“Our current guidelines from the hospital and our national societies are if the patient is not at risk for a major cardiac event in the next week we should defer surgery.” The words hang in the now virtual air of the hospital’s weekly multidisciplinary endocarditis conference. The young woman whose case we are discussing has bacteremia with two different organisms and a very large infectious mass on one of her cardiac valves. By all objective measures, she needs surgery to address her endocarditis in order to avoid potentially devastating, life-threatening complications. But when would this occur? Would her valve fail in one week or three months? The statistics suggest that she has a 5 to 10 percent chance in the next week of the infection breaking free from her valve and embolizing to another part of her body. Was this risk sufficient to justify surgical intervention? There was no way to answer these questions with any scientific certainty.
The COVID-19 pandemic has had an unprecedented impact globally and nationally. In addition to the individuals who have been afflicted by the disease, the virus has had devastating economic, educational, and social impact. Naturally, these disruptions and deviations from normal life have led to uncertainty and accompanying fear for all individuals. Health care systems have had to adapt to the crisis, canceling surgeries and other procedures in order to ensure there are hospital beds and ventilators available for COVID-19 patients. Additionally, scores of health care providers have been pulled from their primary roles to care for the massive influx of sick individuals. While there has been discussion about the impact of panic amongst the general population, there has been less discussion about how health care providers, the group perhaps most at risk for acquiring COVID, are coping with the current situation.
As health care workers, we are often taught, quite reasonably, to ensure our own safety before acting on behalf of a patient. Typically, it is not challenging to assess the risks to personal safety that accompany patient care. However, with COVID-19, there is new information reported every day, and this constantly changing stream of recommendations for personal protection can be overwhelming. In the absence of hard data and in order to protect patients and frontline health care workers, hospitals have resorted to stopping almost all but emergent testing, procedures, and surgeries. On the surface, these interventions seem prudent, but when looked at individually, they open a veritable ethical can of worms.

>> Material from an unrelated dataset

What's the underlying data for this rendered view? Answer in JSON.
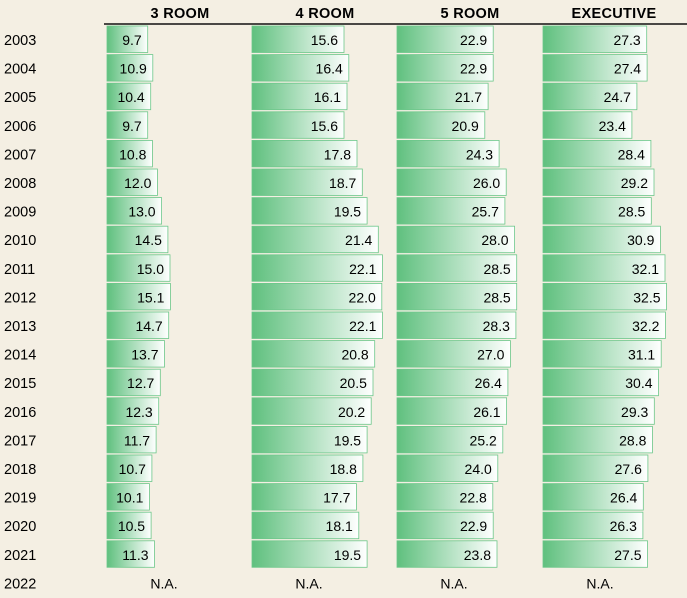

The patient from the opening paragraph has a severe infection of her heart valve that, under normal circumstances, would clearly benefit from surgical intervention. However, whether she meets the new, somewhat arbitrary criteria for surgical intervention during the COVID pandemic is difficult to determine. This young woman does not have COVID (in fact, she has tested negative twice), and she otherwise is a very suitable candidate for surgery. There is no benefit to her for deferring surgery, and it would be difficult to argue that there is a benefit to the surgical team. Yet she is not being offered this crucial intervention. This scenario is playing out every day in hospitals throughout the country. Necessary surgeries and procedures such as echocardiograms or bronchoscopies, normally considered the standard of care for a number of diseases, are not being offered to patients who do not have COVID. Even more troubling, physicians are focusing on COVID as a diagnosis at the exclusion of other more likely diagnoses. This pattern has led to patients with three negative COVID tests remaining isolated on a COVID ward, increasing their risk of contracting the disease, and requiring health care workers to unnecessarily use scarce personal protective equipment. At the root of these behaviors is fear, a very natural emotion given the circumstances. And while there is nothing inherently wrong with fear, the troubling pattern emerging is our inability as health care providers to acknowledge that our fear is leading to, at times, an irrational approach to care that threatens to harm our patients.
Yes, let’s identify which tests and procedures are truly needed and which ones can wait. Yes, let’s test for COVID in patients undergoing aerosol-generating interventions. But for those patients who need our help and do not have COVID, we still have the opportunity and duty to provide care. Rather than letting our fear prevent us from providing the compassionate care that we have all been trained to give, why not embrace our fear as a human emotion that we share with our patients? We can talk about our concerns with our colleagues, families, and friends. We can take the opportunity to utilize the virtual mental health resources that many hospitals are now offering. It is OK to be scared, but it is not OK to let our own anxieties harm our patients. As we tackle the numerous crises created by the COVID-19 pandemic, let’s acknowledge our fear and draw on the logic and clinical reasoning that we have spent years cultivating. We can be scared and scientific, anxious, but courageous. Let’s not create two causalities from one disease, the patient who dies from coronavirus and the patient who dies waiting for surgery because they could have had coronavirus.
Sami El-Dalati is an infectious disease physician.